Three out of five voters (59%) want Theresa May to step down immediately – but the vast majority of Tory backers want her in post for Brexit, a poll for HuffPost UK shows.

The Prime Minister is readying herself for the Conservative Party conference in Manchester as speculation mounts over how long she has left in the top job, and support for her premiership is thin on the ground.

The poll of almost 2,000 voters, conducted by BMG, has laid bare how strongly people are against her remaining as the country’s’ leader for the whole of this Parliament.

A staggering 59% thought she should step down now while a higher number still – 64% - thought she should not lead the Tories into the next election.

Almost half of the public said that May should step down before the 2022 General Election (47%), and this rose to two thirds excluding don’t knows (64%)

Just 12% of Conservative voters think May should step down now, however, while 59% of that same group say she should stay on until after Brexit or until the transition period was over.

Three quarters (76%) of Conservative voters agree that May has shown strength by continuing, while just 5% disagreed.

It comes as Foreign Secretary Boris Johnson, who is rumoured to be eyeing a run against May, continues to pile pressure on the PM over Brexit. 

Asked separately if they wanted May to lead the party into the next election, a surprising 67% say they do.

Just 8% of Labour voters agree with the statement that having Theresa May as leader makes them more likely to vote for the Conservatives, four in five (78%) disagree

A tiny 8% of undecided voters say May as leader makes them more likely to vote Tory, and 32% disagree.

Brexit vs Remain

The poll also showed how Brexit continues to split the country.

One in five said they would consider relocating to an EU member state if May pressed ahead with a hard Brexit. This rose to one third (34%) among 18-34s.

Support for both Brexit and Remain is entrenched as ever, the poll showed.

Brexit voters were asked if EU negotiators humiliating the UK would lead them to switch their vote to remain, 83% said it would not; if prices increased, more than half – 56% - said they would still vote leave; if the UK agreed a fresh deal with Donald Trump’s US, 83% said it would not change their vote; and even if immigration figures remain largely unchanged, 58% would still back Brexit; a recession would also change nothing, with 49% still backing Brexit, and 40% would still back it, albeit with reservations.
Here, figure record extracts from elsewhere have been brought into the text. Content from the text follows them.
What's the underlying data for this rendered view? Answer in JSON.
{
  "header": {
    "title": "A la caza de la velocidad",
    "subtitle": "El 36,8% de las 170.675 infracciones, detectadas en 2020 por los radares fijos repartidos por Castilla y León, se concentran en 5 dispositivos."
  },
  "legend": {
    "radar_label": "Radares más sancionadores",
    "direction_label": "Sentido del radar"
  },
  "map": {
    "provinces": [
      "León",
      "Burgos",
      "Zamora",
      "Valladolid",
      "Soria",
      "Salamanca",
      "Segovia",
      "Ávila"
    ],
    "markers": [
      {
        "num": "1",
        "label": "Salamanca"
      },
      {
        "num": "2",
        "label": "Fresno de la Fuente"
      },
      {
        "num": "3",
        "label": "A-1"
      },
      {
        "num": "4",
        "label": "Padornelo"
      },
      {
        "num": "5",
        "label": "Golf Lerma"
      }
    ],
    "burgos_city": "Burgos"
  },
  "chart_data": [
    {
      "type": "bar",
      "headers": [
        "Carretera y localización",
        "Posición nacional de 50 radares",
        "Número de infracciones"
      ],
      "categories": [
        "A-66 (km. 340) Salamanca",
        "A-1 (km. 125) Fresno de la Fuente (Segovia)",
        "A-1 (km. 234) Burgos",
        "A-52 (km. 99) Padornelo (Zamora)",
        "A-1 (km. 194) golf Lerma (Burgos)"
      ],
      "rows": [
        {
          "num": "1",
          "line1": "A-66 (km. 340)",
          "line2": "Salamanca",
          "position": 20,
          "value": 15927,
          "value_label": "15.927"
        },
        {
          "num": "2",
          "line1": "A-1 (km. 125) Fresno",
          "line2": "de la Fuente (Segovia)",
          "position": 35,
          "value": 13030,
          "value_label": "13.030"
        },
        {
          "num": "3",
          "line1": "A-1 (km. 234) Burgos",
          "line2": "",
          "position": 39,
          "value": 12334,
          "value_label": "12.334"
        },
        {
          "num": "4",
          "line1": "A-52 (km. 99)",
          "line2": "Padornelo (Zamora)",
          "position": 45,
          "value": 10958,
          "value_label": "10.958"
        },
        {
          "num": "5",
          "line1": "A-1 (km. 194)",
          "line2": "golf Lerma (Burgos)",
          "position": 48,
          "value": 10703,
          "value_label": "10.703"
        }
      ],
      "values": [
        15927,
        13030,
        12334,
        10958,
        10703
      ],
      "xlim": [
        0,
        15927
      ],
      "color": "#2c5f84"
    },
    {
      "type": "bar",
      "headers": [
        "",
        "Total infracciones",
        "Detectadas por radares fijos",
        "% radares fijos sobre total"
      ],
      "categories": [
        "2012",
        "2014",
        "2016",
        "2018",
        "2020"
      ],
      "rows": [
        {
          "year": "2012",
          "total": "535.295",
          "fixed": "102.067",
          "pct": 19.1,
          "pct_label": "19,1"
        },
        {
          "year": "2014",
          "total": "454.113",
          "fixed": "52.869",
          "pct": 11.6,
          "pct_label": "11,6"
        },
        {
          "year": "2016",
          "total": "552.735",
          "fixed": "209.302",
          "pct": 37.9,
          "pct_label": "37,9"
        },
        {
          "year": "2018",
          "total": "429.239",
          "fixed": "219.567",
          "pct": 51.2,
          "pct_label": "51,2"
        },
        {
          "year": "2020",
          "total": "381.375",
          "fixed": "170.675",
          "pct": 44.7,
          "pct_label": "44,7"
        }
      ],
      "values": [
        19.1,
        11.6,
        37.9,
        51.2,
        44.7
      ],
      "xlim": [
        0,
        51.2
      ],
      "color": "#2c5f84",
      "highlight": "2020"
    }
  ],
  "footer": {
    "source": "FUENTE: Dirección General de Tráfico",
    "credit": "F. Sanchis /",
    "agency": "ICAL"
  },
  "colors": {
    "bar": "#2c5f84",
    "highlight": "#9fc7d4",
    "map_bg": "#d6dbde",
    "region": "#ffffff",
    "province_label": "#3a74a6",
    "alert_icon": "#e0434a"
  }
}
If there was strong economic evidence that the younger generation would suffer from Brexit, 50% would not consider voting remain in a second referendum, and a further 37% would still back Brexit, but with reservations.

This topline figure was highest among Labour Brexit voters – 55%.

Support for remain was slightly softer. If EU negotiators humiliated the UK, 56% would continue to back Remain, for example, while if the economy started to grow slightly, just 20% would consider changing their view and 54% would still back remain.

If the Government is forced to fork out a large Brexit bill, 58% of Remainers would stick to their guns, and 31% would still back Remain albeit with reservations.

Remainers were most likely to switch their view if there was strong economic evidence that the next generation would be better off -  less than half, 46% would still fully back Remain and 24% would switch to voting leave.